Re: Looking toward the IETF meeting

Murray Maloney (murray@sco.COM)
Tue, 29 Nov 94 15:36:02 EST

While I am not from one of the "major vendors" that Dan mentions,
I agree with Dan that option (see below) is the way to go.
That is, I don't care one way or another whether HTML 2.0
becomes and Internet RFC or not. What is (was) important
to me is to get the HTML 2.0 spec published and sanctioned
by an appropriate body or group. I think that we have done that,
simply by virtue of being accepted as an Internet Draft whose
contributors include most of the "major vendors".

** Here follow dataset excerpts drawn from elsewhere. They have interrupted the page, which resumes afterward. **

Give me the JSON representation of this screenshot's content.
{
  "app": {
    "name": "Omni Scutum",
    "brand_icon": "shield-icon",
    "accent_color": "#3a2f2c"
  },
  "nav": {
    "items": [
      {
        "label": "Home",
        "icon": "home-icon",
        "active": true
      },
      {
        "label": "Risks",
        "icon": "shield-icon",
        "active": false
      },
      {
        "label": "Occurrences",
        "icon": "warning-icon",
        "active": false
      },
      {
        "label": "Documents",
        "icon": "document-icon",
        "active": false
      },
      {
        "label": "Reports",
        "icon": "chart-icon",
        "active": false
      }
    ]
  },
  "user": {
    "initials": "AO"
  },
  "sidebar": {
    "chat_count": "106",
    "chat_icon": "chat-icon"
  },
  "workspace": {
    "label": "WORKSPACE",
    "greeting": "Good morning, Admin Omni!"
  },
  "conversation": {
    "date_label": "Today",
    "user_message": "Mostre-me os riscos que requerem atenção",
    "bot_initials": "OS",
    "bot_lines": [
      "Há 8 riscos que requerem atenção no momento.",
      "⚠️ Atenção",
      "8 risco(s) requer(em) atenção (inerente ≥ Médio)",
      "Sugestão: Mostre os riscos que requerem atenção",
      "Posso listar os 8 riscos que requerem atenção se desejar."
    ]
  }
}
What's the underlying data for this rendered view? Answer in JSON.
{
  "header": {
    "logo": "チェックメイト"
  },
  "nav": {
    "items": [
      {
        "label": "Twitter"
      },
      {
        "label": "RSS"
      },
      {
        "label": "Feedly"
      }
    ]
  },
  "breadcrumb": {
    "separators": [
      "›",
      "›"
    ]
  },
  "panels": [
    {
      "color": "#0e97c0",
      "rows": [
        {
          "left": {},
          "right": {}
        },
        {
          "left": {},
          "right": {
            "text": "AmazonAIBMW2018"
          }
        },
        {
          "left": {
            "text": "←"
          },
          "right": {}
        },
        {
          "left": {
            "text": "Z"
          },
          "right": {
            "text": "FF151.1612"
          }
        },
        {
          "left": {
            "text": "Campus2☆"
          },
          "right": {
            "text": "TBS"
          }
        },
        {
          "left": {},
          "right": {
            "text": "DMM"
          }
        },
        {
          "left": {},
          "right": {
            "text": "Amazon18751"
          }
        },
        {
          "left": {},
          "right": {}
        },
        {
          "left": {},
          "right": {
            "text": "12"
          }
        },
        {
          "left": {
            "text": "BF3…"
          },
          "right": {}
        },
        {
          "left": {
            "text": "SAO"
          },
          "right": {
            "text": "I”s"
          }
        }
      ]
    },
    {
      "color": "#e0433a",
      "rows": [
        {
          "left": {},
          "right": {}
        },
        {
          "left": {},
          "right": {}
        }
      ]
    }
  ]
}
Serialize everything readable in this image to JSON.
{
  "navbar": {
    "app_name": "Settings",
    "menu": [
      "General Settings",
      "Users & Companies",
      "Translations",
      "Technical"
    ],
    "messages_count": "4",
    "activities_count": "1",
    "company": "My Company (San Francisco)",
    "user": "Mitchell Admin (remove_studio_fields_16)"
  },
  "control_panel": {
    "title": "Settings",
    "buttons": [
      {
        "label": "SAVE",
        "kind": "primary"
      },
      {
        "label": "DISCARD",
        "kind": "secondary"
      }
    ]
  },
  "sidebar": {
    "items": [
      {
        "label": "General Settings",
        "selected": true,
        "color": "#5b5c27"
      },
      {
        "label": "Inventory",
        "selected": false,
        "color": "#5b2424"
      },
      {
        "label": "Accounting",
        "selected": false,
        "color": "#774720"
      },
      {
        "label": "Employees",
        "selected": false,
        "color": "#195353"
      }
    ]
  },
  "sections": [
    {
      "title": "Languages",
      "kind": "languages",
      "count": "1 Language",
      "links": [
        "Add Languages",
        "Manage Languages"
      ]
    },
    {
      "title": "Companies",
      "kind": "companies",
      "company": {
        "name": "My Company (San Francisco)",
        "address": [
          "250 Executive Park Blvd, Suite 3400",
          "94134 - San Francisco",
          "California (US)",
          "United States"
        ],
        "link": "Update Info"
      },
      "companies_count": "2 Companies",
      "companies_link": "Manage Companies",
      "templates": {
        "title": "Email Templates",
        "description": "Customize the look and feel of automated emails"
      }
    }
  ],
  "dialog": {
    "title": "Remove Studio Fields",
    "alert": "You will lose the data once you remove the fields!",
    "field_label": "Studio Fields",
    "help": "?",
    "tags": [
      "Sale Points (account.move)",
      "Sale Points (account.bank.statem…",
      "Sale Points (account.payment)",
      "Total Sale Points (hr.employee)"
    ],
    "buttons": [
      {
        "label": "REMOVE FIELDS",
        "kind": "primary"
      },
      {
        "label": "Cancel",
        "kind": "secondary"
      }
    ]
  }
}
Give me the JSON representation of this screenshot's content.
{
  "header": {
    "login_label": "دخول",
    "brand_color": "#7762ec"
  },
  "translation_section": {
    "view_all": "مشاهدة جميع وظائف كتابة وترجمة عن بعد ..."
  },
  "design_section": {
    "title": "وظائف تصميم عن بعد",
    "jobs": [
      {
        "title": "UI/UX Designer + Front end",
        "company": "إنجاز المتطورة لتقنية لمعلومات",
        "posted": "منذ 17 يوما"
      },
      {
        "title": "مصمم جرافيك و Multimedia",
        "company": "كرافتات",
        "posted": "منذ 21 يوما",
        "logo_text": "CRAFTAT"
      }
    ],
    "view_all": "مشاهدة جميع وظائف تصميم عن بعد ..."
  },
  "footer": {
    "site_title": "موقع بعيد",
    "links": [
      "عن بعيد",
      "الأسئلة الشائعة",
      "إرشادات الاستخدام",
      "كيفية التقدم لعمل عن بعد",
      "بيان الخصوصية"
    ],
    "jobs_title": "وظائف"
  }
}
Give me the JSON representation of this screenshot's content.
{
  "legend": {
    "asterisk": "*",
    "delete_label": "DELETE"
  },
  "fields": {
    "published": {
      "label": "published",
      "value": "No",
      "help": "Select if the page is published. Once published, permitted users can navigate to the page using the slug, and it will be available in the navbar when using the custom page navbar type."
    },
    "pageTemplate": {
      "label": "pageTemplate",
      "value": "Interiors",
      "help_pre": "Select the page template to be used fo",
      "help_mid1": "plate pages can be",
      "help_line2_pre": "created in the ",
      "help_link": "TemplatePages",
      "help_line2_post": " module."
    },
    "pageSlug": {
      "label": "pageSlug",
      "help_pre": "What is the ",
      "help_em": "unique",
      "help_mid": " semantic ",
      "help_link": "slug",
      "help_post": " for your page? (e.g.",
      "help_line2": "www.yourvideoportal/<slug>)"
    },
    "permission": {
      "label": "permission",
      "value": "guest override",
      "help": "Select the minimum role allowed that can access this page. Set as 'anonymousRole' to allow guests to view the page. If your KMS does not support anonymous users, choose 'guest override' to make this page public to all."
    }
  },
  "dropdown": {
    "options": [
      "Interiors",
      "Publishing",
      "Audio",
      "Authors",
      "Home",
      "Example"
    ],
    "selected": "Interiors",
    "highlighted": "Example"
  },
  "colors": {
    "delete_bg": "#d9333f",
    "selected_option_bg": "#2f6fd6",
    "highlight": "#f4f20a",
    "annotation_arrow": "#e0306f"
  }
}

I'd like to see us move on with the HTML 2.* series and HTML 3.0.
I really think that that's what the market needs too.

Murray

>
> In message <ab0130080a0210041170@[192.246.238.160]>, Eric W. Sink writes:
>
> >I was under the impression
> >that what we sent as an Internet Draft was a "draft", and changes will be
> >made before we actually call it HTML 2.0. It is still not clear to me when
> >that time arrives, but I assumed it was tied to the time when this document
> >reaches RFC status.
> >
> >To put it another way: We want HTML 2.0 to be an RFC, whichever track it
> >ends up in. Surely there will be opportunity for a few more changes
> >between the Internet Draft and the RFC, right?
>
> The HTML 2.0 document has missed its marked window, in my
> opinion. When I started this effort, I had hoped that HTML 2.0 is what
> all the vendors would use in their marketing stuff and documentation.
> It would be the common feature set among the commercial
> implementations.
>
> But the first round of commercial browsers are already released.
>
>
> I see two options:
>
> 1. Continue to edit the 2.0 document until all the little nits are
> hammered out. Sort through the boat-load of documents resulting from
> the Internet Draft released in San Jose, looking for those few
> comments actually in the 2.0 scope among the zillions of enhancement
> requests.
>
> We end up with a nice, neat specification of a language that some
> browsers sort of supported about six months ago.
>
>
> 2. Let the 2.0 document go. Publish it as an informational RFC. Let it
> be known that we tried real hard, but we were after a moving target,
> and we never got all the editorial kinks out. But the DTD is
> available: you can validate your documents against the official,
> released, published, blessed, 2.0 DTD.
>
> Start fresh with 2.1 -- the spec that the _next_ release of commercial
> browsers will support. Add the ICADD stuff. Add &nbsp; and
> &shy;. Maybe add <super> and <sub>. Maybe even add tables.
>
> Maybe trim some of the fluff out of the document. Maybe split the HTTP
> interactions and such off into a "browser spec" ("WWW User Agent
> Spec," more precisely.)
>
>
> I'd like to go with option 2.
>
> But the critical thing about this document is endorsement of the major
> vendors. How do the folks from SoftQuad, NetScape, Spyglass, Spry,
> EIT, MCC (the consortium in Austin, not Mosaic Comm Corp) etc. feel
> about this? Which way should we go?